Communication is defined as...
...the sharing or exchange of thought by oral, written, or nonverbal means.
The central aspect of communication is "exchange," for without the give and take, the giving and receiving, communication does not take place. Consider trying to speak to someone who does not speak your language or to someone who cannot hear. You can say something, but the other person is unable to "receive" what you are saying, neither the content nor the intent. This refers to an "area of communicative commonality" that is not shared between the two parties. For communication to actually take place...
...the sender has an idea, which he transmits to the receiver through [signs or physical] sensations capable of being perceived by another.
Sometime communication can take place that is nonverbal, through gestures, facial expressions or eye contact (called "body language"). Rolling one's eyes "speaks" volumes, though no words are used. In this case, although words are not exchanged, nonverbal messages are. And so communication still takes place.
A variety of verbal and non-verbal means of communicating exists such as body language, eye contact, sign language...and media such as pictures, graphics, sound, and writing.
Communication can take place, as the quote above relates, through pictorial representations or written words. Morse code, a pattern of sounds or tones (or lights) has been used for many years when only telegraph was available, to cover long visual or spatial distances, and/or to maintain silent communication. Sign language is used to enable those unable to speak to communicate with their hands. Some animals have been taught rudimentary signs to communicate with humans.

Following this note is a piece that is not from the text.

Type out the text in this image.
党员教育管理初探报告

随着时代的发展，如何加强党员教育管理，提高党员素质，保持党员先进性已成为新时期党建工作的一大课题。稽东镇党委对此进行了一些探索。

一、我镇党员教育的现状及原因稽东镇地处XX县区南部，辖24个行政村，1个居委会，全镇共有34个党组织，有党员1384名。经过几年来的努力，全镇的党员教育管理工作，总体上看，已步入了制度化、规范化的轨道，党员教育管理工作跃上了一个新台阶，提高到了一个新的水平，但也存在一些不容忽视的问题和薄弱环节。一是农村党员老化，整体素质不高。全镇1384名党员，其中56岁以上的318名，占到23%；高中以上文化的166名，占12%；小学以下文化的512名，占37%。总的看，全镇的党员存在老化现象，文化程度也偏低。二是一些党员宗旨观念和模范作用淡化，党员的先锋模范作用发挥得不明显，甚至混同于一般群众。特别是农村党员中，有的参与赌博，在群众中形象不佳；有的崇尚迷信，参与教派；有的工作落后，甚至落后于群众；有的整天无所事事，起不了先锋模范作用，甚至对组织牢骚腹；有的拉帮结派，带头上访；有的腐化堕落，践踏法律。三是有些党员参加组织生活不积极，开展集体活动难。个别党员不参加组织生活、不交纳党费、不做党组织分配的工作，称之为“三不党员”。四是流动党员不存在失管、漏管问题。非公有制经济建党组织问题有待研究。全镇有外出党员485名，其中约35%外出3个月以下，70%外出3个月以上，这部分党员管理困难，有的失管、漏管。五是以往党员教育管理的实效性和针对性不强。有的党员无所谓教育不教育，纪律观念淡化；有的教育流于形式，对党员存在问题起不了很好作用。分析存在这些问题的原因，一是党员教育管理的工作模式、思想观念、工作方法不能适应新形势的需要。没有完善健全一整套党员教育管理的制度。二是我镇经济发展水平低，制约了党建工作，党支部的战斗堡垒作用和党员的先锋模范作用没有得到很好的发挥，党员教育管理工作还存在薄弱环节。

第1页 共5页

It is even documented that twins often have a communication system unique to them called idioglossia. In any case...
Language is the predominate method of communication, though it has its setbacks as seen with ambiguity of words spoken, colloquial language, etc. Saying what one means is not always easily achieved if one is not careful to use the correct words.
As Mark Twain once wrote:
The difference between the almost right word & the right word is really a large matter--it's the difference between the lightning bug and the lightning.
Comprehension means everything in communication:
The communication process is complete once the receiver has understood the message of the sender.